Hem PKK’yı terör örgütü olarak kabul etmesi hem de açık açığa onu desteklemesi, Annan Planı’na Kıbrıslı Türklerin “evet” demesine rağmen ambargoların kaldırılmaması, üyelik müzakerelerinin sürüncemede bırakılması, 15 Temmuz’da yapılan darbe girişimine sessiz kalınması ve son olarak da Avrupa Parlamentosu’nun, “demokrasi ve hukukun üstünlüğünün eksikliği” nedeniyle Türkiye ile yürütülen üyelik müzakerelerini dondurulması yönünde tavsiye kararı alması Avrupa Birliği’nin yanlışına yanlış katmıştır. Bir defa artık karşısında tüm korkularından arındırılmış bir Türkiye durmaktadır. Bu nedenle tehdit ya da aba altından sopa göstermek devri bitmiştir. Daha önemlisi bu karar, Türkiye’de ciddi düzeyde ancak bir AB sorgusunun yapılmasına ve makasın daha da açılmasına yol açar. Zira böylesi bir durum en çok Avrupa’ya zarar verir. Çünkü Ortadoğu’daki istikrarsızlık ve Afrika’daki açlık ve salgın hastalıklar Avrupa’da ikinci bir kavimler göçü etkisi ortaya çıkarabilir. Bu ihtimalin gerçekleşmesini şimdilik Türkiye engellemektedir.

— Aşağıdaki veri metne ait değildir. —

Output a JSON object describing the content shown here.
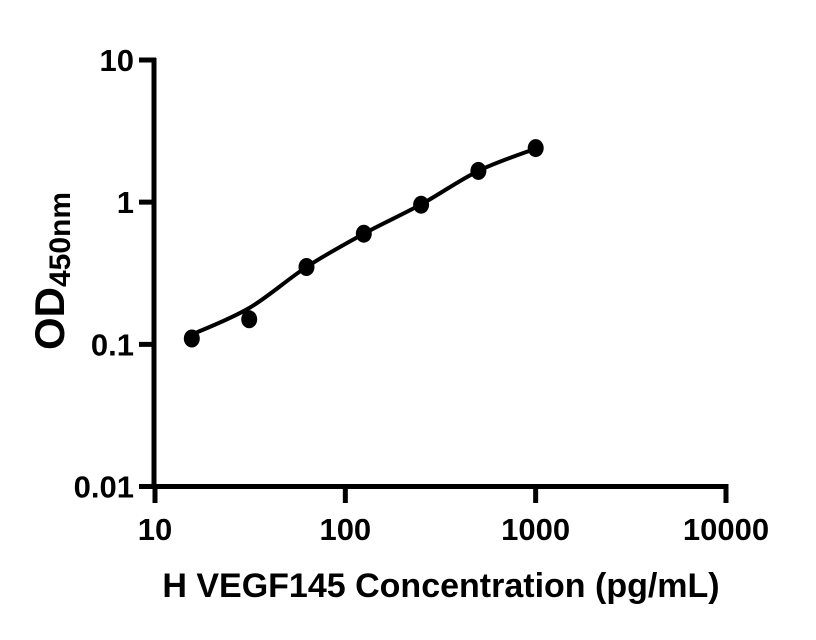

Türkiye ekonomisinin Avrupa ile ilişkiler yüzünden bir krize sürüklenmesi karşısında Türkiye’nin ilk yapacağı iş Avrupa’ya dönük bu insan selinin önündeki bariyerleri kaldırmak olacaktır. Dolayısıyla “Türkiye'yi önce uyutacağız, sonra unutacağız” sözü Avrupa’nın bindiği dalı kesmekten başka bir şey değildir. Bunun için Avrupa, zaman kaybetmeden bir an önce Türkiye’yi kendi önyargılarından azat etmeli, ardından Ermeni, Yunan, PKK ve FETÖ lobilerinin rehberliğinde Türkiye’yi anlamaktanvazgeçip ikircikli tutumunu artık terk etmelidir. Nitekim, böylesi bir yaklaşım her iki tarafa daha fazla fayda sağlayacaktır.